• Multiple delays moving a patient’s records north of the border blamed on outsourced English GP support system
  • NHS Scotland says it is working with Capita to improve the system
  • Capita says it is dependent on GP practices and storage sites

Medical record transfers from English GPs to Scotland are experiencing prolonged delays, HSJ has learned, with Capita’s troubled English GP admin service implicated by officials.

HSJ has obtained a letter from an NHS Scotland official confirming problems over the transfer of the records which, it indicates, deteriorated after England’s primary care support service was outsourced to Capita in 2016.

The letter explains how NHS Scotland sent multiple requests to Capita for one patient’s records, eventually having to escalate the issue to national management at the PCS service which the company runs for NHS England.

The letter says there were historic issues transferring records from England but notes that processes changed when Capita took over PCS, and says “the situation since 2016 has been difficult”.

NHS Scotland sent an initial, routine request to Capita in May 2018 when patient Bernard Saltmarsh registered at a new GP practice north of the border.

Four urgent requests followed: one in May, one in October, and two in November. NHS Scotland raised the issue with Capita’s PCS service management team in early December.

The delay was compounded by a further delay at Mr Saltmarsh’s GP practice, where staff were slow opening the package containing years of medical notes, according to a second letter sent to Mr Saltmarsh in January 2019. 

He told HSJ he first moved to Scotland from London in the summer of 2017. He registered with a GP, which tried to get his medical history from his old GP. After 10 months, his patient records had not arrived and as he changed practice the process started again. The record has recently arrived.

Mr Saltmarsh, who is in his 80s and has complex medical needs, did not suffer any adverse impact on his health and an NHS Scotland spokeswoman said the service was “working with Capita to help them improve the process of records transfer”.

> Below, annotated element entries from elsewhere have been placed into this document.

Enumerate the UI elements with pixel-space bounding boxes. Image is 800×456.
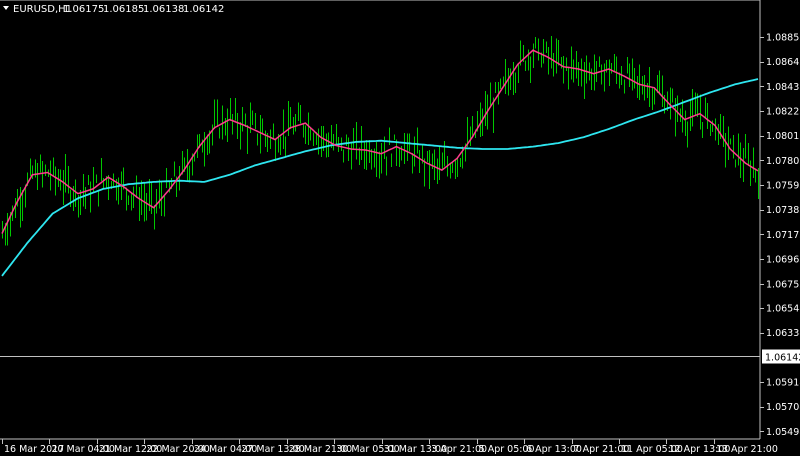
open-value: 1.06175 xyxy=(63,4,104,15)
price-chart[interactable]: 1.06142 1.08853 1.08643 1.08433 1.08223 1.08… xyxy=(0,0,800,456)
y-tick-label: 1.08013 xyxy=(766,131,800,142)
low-value: 1.06138 xyxy=(143,4,184,15)
y-tick-label: 1.07173 xyxy=(766,230,800,241)
y-tick-label: 1.05498 xyxy=(766,427,800,438)
y-tick-label: 1.06548 xyxy=(766,303,800,314)
y-tick-label: 1.08223 xyxy=(766,106,800,117)
high-value: 1.06185 xyxy=(103,4,144,15)
y-tick-label: 1.07803 xyxy=(766,156,800,167)
y-tick-label: 1.08433 xyxy=(766,82,800,93)
y-tick-label: 1.08853 xyxy=(766,32,800,43)
y-tick-label: 1.06753 xyxy=(766,279,800,290)
chart-header[interactable]: EURUSD,H1 1.06175 1.06185 1.06138 1.0614… xyxy=(3,4,224,15)
y-tick-label: 1.08643 xyxy=(766,57,800,68)
y-tick-label: 1.07593 xyxy=(766,181,800,192)
x-tick-label: 13 Apr 21:00 xyxy=(716,444,778,455)
y-tick-label: 1.06338 xyxy=(766,328,800,339)
y-tick-label: 1.07383 xyxy=(766,205,800,216)
y-tick-label: 1.05918 xyxy=(766,377,800,388)
y-tick-label: 1.05708 xyxy=(766,402,800,413)
chart-background xyxy=(0,0,800,456)
close-value: 1.06142 xyxy=(183,4,224,15)
price-tag-label: 1.06142 xyxy=(765,353,800,364)
y-tick-label: 1.06963 xyxy=(766,255,800,266)
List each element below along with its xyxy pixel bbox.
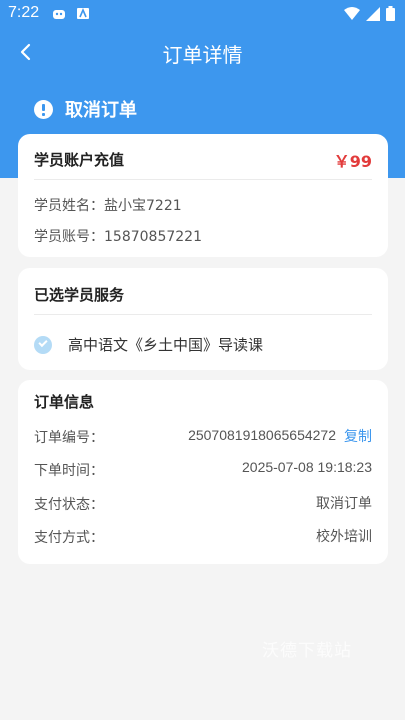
status-time: 7:22 <box>8 4 40 21</box>
order-number-value: 2507081918065654272 <box>188 427 336 443</box>
signal-icon <box>366 6 380 21</box>
font-a-icon <box>77 7 89 19</box>
student-name: 学员姓名：盐小宝7221 <box>34 198 182 214</box>
battery-icon <box>386 6 395 21</box>
copy-button[interactable]: 复制 <box>344 426 372 446</box>
navigation-bar: 订单详情 <box>0 30 405 74</box>
watermark: 沃德下载站 <box>262 641 352 661</box>
payment-status-label: 支付状态： <box>34 497 104 513</box>
order-number-label: 订单编号： <box>34 430 104 446</box>
service-item: 高中语文《乡土中国》导读课 <box>68 336 264 354</box>
order-info-title: 订单信息 <box>34 393 95 411</box>
order-info-card: 订单信息 订单编号： 2507081918065654272 复制 下单时间： … <box>18 380 388 564</box>
order-status-label: 取消订单 <box>65 100 137 121</box>
android-icon <box>53 10 65 19</box>
checkmark-icon <box>34 336 52 354</box>
divider <box>34 314 372 315</box>
order-status: 取消订单 <box>34 96 137 122</box>
student-account: 学员账号：15870857221 <box>34 229 202 245</box>
divider <box>34 179 372 180</box>
service-card: 已选学员服务 高中语文《乡土中国》导读课 <box>18 268 388 370</box>
page-title: 订单详情 <box>162 43 243 67</box>
account-card-title: 学员账户充值 <box>34 151 125 169</box>
service-card-title: 已选学员服务 <box>34 286 125 304</box>
status-icons <box>344 6 395 21</box>
exclamation-icon <box>34 99 53 119</box>
order-time-value: 2025-07-08 19:18:23 <box>242 459 372 475</box>
price: ￥99 <box>333 152 372 171</box>
account-card: 学员账户充值 ￥99 学员姓名：盐小宝7221 学员账号：15870857221 <box>18 134 388 257</box>
status-bar: 7:22 <box>0 0 405 28</box>
payment-method-value: 校外培训 <box>316 528 372 544</box>
wifi-icon <box>344 7 360 20</box>
payment-status-value: 取消订单 <box>316 495 372 511</box>
payment-method-label: 支付方式： <box>34 530 104 546</box>
order-time-label: 下单时间： <box>34 463 104 479</box>
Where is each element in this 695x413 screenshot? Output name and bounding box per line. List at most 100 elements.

Before 2016, the NHS in England, Scotland and Wales “worked largely in the same way to transfer records”, she added. “Processes and courier networks appear to be quite different now, we are working with Capita to ensure these link up better and any processes Capita implement include transfers to Scotland and that any escalation process put in place is one we can utilise to ensure we receive patient records more timely.”

In a statement, Capita said: “If a patient moves from England to Scotland, PCSE is responsible for collecting the record from the English practice and delivering it to one of the three practitioner services offices in Scotland. Currently, records collected are delivered to the practitioner services offices within 12 working days of release from the previous GP practice, in line with NHS England’s expectations.

“To ensure an efficient transfer of records, PCSE is highly dependent on GP practices and third-party storage sites being able to identify and release full records in a timely manner,” the statement added.